Future Directions: Conduct adequately powered RCTs with standardized dosing (<1000 mg/day), ≥12-week duration, and sex-stratified analyses focused on central adiposity outcomes.
3. Peri-renal and sinus fat accumulation and diabetic kidney disease in type 2 diabetes: A Japanese cohort study.
Over 15 years in 190 Japanese adults with T2D, CT-quantified renal adiposity—especially renal sinus fat—improved prediction of incident DKD beyond BMI and abdominal adiposity. These data position local renal fat as a potentially actionable biomarker for early DKD risk stratification.
Impact: Introduces imaging-based local renal fat as an independent predictor of DKD, refining risk models beyond conventional adiposity metrics.
Clinical Implications: Renal sinus fat quantification may strengthen DKD risk stratification in T2D and guide early preventive strategies, though CT-based measurement requires consideration of radiation and access.
Key Findings
- In a 15-year cohort, PRFVI and especially RSFVI predicted DKD independently of conventional risk factors.

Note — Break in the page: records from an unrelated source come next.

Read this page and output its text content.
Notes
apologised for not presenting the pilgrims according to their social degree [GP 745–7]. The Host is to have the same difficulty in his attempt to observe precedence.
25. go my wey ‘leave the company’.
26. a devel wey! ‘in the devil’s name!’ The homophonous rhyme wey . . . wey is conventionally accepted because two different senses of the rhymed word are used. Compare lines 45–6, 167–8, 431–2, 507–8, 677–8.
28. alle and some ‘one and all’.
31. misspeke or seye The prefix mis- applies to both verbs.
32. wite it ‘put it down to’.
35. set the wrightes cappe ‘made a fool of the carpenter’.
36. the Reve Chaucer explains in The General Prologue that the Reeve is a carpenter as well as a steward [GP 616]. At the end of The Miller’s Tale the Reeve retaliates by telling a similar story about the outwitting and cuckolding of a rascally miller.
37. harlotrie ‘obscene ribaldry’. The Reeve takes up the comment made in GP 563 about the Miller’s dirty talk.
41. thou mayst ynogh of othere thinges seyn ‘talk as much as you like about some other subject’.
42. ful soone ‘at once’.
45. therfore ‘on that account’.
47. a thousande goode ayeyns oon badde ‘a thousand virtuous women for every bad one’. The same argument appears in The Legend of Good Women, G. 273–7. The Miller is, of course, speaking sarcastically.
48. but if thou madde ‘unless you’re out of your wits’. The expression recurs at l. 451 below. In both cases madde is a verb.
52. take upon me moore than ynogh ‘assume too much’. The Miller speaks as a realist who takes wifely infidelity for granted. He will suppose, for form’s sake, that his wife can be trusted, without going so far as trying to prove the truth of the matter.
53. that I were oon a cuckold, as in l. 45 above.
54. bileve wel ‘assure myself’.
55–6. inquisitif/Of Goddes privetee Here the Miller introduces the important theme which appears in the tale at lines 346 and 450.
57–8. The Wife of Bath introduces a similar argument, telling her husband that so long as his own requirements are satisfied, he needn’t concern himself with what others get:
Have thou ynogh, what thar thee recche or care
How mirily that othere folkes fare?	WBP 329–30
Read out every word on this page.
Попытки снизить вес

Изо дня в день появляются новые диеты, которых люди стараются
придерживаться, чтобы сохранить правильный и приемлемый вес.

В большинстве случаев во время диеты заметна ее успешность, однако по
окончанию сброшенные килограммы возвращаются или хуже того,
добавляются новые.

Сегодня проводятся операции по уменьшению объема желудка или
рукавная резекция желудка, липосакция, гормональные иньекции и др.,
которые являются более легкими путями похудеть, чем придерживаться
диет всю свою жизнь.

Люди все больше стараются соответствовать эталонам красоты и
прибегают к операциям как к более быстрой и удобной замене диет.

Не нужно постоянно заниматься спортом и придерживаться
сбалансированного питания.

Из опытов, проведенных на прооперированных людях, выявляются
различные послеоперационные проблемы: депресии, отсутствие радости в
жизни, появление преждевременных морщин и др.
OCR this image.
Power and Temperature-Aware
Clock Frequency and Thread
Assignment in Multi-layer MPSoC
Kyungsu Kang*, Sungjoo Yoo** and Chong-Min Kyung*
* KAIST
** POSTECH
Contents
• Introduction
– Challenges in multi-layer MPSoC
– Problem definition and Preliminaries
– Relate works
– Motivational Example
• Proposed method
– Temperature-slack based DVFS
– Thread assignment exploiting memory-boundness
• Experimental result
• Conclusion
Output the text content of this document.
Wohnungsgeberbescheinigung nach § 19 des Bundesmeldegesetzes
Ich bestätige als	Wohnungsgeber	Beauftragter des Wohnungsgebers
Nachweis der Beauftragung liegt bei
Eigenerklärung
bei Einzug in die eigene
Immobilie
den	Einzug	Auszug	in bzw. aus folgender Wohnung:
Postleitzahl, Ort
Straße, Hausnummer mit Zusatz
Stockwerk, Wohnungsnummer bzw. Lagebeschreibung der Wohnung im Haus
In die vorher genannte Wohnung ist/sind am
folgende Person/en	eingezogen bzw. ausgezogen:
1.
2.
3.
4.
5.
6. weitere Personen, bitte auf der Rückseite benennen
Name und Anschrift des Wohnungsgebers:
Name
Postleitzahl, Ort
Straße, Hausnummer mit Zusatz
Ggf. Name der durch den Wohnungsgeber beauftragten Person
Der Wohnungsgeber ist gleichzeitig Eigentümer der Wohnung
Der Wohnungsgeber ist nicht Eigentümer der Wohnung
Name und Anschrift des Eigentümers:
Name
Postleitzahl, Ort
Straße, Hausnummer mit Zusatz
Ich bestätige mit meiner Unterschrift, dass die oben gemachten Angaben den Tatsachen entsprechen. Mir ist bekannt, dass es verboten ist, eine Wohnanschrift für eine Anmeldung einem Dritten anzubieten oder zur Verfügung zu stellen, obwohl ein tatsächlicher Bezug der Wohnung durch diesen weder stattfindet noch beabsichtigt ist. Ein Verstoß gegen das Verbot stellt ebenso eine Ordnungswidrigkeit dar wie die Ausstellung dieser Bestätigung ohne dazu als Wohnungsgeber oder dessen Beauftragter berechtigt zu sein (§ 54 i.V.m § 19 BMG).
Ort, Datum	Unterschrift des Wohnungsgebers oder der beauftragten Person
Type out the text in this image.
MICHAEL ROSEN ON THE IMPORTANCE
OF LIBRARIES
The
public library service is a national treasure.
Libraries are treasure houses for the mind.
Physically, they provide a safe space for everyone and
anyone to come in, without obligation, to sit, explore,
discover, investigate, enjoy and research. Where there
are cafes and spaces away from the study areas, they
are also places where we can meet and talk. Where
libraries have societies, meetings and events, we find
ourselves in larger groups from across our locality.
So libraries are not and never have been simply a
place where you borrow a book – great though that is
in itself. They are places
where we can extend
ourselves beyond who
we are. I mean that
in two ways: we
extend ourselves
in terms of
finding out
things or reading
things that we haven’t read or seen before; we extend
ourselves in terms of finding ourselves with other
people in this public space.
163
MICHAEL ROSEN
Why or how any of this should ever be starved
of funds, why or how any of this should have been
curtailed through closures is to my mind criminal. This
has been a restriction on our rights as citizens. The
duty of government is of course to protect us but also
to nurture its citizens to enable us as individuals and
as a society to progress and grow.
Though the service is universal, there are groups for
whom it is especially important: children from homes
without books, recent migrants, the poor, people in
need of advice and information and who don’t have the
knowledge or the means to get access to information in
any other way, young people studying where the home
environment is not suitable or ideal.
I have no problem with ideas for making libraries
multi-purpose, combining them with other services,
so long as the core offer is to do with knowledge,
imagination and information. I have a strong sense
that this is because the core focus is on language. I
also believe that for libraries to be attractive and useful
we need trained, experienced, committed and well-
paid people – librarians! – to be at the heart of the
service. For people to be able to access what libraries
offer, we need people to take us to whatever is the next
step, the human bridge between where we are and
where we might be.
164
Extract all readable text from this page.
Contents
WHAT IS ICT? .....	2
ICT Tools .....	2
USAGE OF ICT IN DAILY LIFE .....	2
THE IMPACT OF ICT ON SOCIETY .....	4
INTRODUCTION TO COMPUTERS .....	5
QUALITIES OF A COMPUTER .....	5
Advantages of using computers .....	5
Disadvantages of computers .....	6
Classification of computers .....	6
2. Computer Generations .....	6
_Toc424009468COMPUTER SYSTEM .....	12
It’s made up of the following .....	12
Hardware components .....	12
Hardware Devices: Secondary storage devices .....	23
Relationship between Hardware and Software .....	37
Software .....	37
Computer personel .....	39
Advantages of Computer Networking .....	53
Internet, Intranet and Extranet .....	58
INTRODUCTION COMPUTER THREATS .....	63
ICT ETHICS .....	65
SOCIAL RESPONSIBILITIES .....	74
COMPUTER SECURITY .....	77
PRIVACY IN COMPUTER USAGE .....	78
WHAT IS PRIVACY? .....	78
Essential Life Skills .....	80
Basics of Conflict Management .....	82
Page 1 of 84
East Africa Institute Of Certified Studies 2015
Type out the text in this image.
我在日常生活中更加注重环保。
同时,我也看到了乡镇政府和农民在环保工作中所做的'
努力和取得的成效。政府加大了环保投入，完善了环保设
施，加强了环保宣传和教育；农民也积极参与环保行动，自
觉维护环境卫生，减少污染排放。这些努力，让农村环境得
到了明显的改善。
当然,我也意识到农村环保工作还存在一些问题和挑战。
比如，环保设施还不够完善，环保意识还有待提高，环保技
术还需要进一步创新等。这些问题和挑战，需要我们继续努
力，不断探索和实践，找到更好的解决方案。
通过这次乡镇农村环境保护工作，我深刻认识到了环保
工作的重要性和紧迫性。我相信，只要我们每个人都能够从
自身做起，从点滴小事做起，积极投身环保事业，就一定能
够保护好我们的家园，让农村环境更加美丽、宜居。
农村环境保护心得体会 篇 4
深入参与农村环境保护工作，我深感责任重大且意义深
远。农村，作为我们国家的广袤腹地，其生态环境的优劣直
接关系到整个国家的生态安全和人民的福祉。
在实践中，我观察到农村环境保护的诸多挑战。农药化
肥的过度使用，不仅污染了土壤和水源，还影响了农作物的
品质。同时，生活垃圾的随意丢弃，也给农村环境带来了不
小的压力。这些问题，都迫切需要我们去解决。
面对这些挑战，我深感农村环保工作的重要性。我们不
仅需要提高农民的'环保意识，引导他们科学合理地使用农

- CT-derived local renal fat measures outperformed general (BMI) and abdominal adiposity indices for DKD prediction.
- Participants were stratified into tertiles across five adiposity indices to compare predictive performance.
Methodological Strengths
- Prospective long-term cohort with imaging-based adiposity quantification.
- Multimetric comparison (BMI, VFA, SFA, PRFVI, RSFVI) enabling incremental value assessment.
Limitations
- Single-country cohort with modest sample size (n=190), which may limit generalizability.
- CT-based fat measurement involves radiation exposure and may not be widely available.
Future Directions: Validate RSFVI/PRFVI in larger, multi-ethnic cohorts; explore MRI-based quantification and interventional strategies to reduce renal sinus fat and DKD risk.